Function Example( S: String ) return String is
   Use Ada.Strings.Fixed;
   Function Get_Tail return Natural is
   Begin
     if S'Length not in Positive then Return 0;
     elsif S(S'Last) /= '.' then Return 0;
     else
        Return Result : Natural := S'Last do
           while Result in Natural and then S(Result) = '.' loop
               Result:= Natural'Pred(Result);
           end loop;
           -- Fixup for including single period.
           Result:= Natural'Succ(Result);
        end return;
     end if;
   End; 

   Tail : Natural renames Get_Tail;
    Subtype Internal_Index is Positive range S'First..(if Tail in Positive then Tail else S'Last);
Begin
   Return Result : String(S'Range):= S(Internal_Index) & (Tail+1..S'Last => '$');
End Example;

It’s a bit contrived, but shows how you can use subtypes, and slicing, to construct an answer.

simonjwright · December 12, 2024, 5:42pm

While playing around with this I found that

   subtype Base_64_Character is Character with
       Static_Predicate =>
        Base_64_Character in
          'A' .. 'Z' | 'a' .. 'z' | '0' .. '9' | '+' | '/' | '=';

   Base_64_Alphabet_Base : constant array (0 .. 64) of Base_64_Character :=
     (0  => 'A', 1 => 'B', 2 => 'C', 3 => 'D', 4 => 'E', 5 => 'F', 6 => 'G',
      7 => 'H', 8 => 'I', 9 => 'J', 10 => 'K', 11 => 'L', 12 => 'M', 13 => 'N',
      14 => 'O', 15 => 'P', 16 => 'Q', 17 => 'R', 18 => 'S', 19 => 'T',
      20 => 'U', 21 => 'V', 22 => 'W', 23 => 'X', 24 => 'Y', 25 => 'Z',
      26 => 'a', 27 => 'b', 28 => 'c', 29 => 'd', 30 => 'e', 31 => 'f',
      32 => 'g', 33 => 'h', 34 => 'i', 35 => 'j', 36 => 'k', 37 => 'l',
      38 => 'm', 39 => 'n', 40 => 'o', 41 => 'p', 42 => 'q', 43 => 'r',
      44 => 's', 45 => 't', 46 => 'u', 47 => 'v', 48 => 'w', 49 => 'x',
      50 => 'y', 51 => 'z', 52 => '0', 53 => '1', 54 => '2', 55 => '3',
      56 => '4', 57 => '5', 58 => '6', 59 => '7', 60 => '8', 61 => '9',
      62 => '+', 63 => '/', 64 => '=');

will make the compiler fail with Stack_Overflow (if you wait long enough).

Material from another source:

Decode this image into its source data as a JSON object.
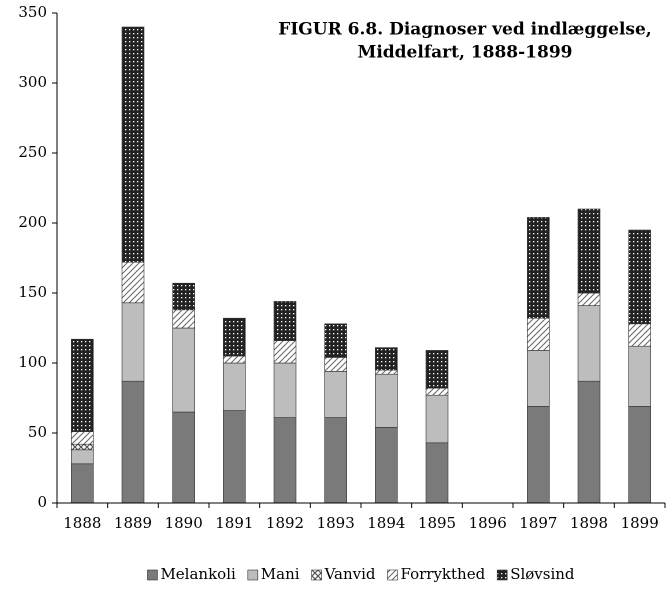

Likewise with GNAT’s extension, plain Predicate.

Using Dynamic_Predicate is OK.

sidisyom · December 15, 2024, 7:51pm

If dynamic predicates in loops were allowed then the equivalent of that for-loop could be written somewhat more elegantly (imo) like so:

procedure Triplets_Looper is
   subtype Triplet is Natural
     with Dynamic_Predicate => Triplet mod 3 = 0;
begin
   for T in Triplet loop
      exit when T >= Len (Foo);
      --   logic here
   end loop;
end Triplets_Looper;

but that isn’t allowed (only Static_Predicate allowed in loops).

So, one option is to hand-roll that:

for N in Natural loop
    exit when N >= Len (Foo);
    if N mod 3 = 0 then
      null; --   logic here
    end if;
end loop;

cantanima · December 15, 2024, 9:17pm

How about this?

for N in Natural when N mod 3 = 0 loop
    exit when N >= Len (Foo);
    null; --   logic here
end loop;

(I haven’t tested it.)

If Ada had something like Python’s enumerate this would be something more generally usable.